APEI, Inc. leads the state-of-the-art in high density power electronics research design, evidenced in part by our patented MCPM technology, protected by U.S. Patent #6,462,976. The MCPM approach is a power electronics packaging strategy which extends the concept of multichip modules (MCM) to high power electronics assemblies, with the core idea that the control and power circuitry components are integrated together into a single compact power module.

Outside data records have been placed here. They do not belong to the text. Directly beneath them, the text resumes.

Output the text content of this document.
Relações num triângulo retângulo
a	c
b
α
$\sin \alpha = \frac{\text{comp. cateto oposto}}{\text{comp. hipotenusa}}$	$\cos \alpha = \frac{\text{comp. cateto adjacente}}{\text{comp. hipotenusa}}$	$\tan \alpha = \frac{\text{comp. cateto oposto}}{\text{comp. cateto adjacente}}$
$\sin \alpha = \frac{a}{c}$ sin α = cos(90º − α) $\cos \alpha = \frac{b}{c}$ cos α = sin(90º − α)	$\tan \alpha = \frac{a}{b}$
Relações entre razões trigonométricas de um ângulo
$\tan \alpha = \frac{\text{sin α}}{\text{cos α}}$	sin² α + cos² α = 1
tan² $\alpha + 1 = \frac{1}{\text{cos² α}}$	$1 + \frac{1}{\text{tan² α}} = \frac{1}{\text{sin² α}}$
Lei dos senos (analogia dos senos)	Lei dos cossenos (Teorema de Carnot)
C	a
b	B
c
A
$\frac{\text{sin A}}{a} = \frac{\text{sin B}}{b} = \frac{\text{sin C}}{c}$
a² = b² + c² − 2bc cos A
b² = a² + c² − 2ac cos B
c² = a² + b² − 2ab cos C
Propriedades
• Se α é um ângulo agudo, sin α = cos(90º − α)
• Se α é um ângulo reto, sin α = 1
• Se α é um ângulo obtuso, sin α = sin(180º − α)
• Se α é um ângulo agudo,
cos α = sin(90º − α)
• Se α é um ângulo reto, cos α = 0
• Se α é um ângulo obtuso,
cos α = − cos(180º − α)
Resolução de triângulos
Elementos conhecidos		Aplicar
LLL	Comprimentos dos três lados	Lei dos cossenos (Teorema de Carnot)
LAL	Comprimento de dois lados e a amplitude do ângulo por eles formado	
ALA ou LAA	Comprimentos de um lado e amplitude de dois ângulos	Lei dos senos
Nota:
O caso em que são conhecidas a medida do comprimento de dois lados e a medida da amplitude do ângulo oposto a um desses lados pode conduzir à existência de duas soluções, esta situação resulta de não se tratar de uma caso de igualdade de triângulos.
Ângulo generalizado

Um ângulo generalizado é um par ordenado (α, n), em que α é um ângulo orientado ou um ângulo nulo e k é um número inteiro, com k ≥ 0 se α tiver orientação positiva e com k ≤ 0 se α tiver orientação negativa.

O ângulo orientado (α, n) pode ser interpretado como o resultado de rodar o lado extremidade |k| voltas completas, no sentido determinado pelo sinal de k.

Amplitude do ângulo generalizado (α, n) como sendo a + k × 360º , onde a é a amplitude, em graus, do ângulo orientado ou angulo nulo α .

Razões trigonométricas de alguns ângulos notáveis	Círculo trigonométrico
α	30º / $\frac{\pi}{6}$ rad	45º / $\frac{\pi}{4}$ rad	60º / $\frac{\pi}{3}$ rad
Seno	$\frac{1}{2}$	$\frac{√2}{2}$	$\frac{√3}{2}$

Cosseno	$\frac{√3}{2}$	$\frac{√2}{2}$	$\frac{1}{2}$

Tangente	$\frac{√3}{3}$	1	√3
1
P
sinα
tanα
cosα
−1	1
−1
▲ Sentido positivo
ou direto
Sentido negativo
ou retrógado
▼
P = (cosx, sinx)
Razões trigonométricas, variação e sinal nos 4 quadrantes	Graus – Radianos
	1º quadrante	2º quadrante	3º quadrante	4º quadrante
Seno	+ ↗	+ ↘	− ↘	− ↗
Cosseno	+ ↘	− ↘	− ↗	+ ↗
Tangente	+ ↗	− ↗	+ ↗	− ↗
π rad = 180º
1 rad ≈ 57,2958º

The MCPM is built in two major stages. The first stage consists of the direct bond-copper (DBC) power substrate, where thick copper plates are directly bonded to either side of a ceramic substrate. The metallization traces on this power substrate are designed specifically for the capability to conduct large amounts of current at high voltages. The high power bare-die SiC devices used above are mounted with a high temperature die attach method directly to the DBC substrate providing an excellent thermal path to the heat spreader. The second stage is the control board. Because of the demanding power and thermal requirements, the power substrate metallization traces cannot be tightly patterned for high density control electronics. Instead, the control board is fabricated from a high temperature multilayer polyimide substrate. The metallization traces on these layers are flash gold plated for improved reliability. The control components are bare-die devices wire bonded with gold wire, surface mount passives, and magnetic components. The control board is mounted to the high power substrate by a high temperature adhesive. The heat spreader of the MCPM is a metal-matrix-composite material), which is a ceramic matrix injected with a metal. These heat spreader materials offer excellent thermal conduction capabilities while simultaneously providing a close CTE match to the DBC ceramic substrate (thus reducing stresses and the chances of thermal cycle / thermal shock failures).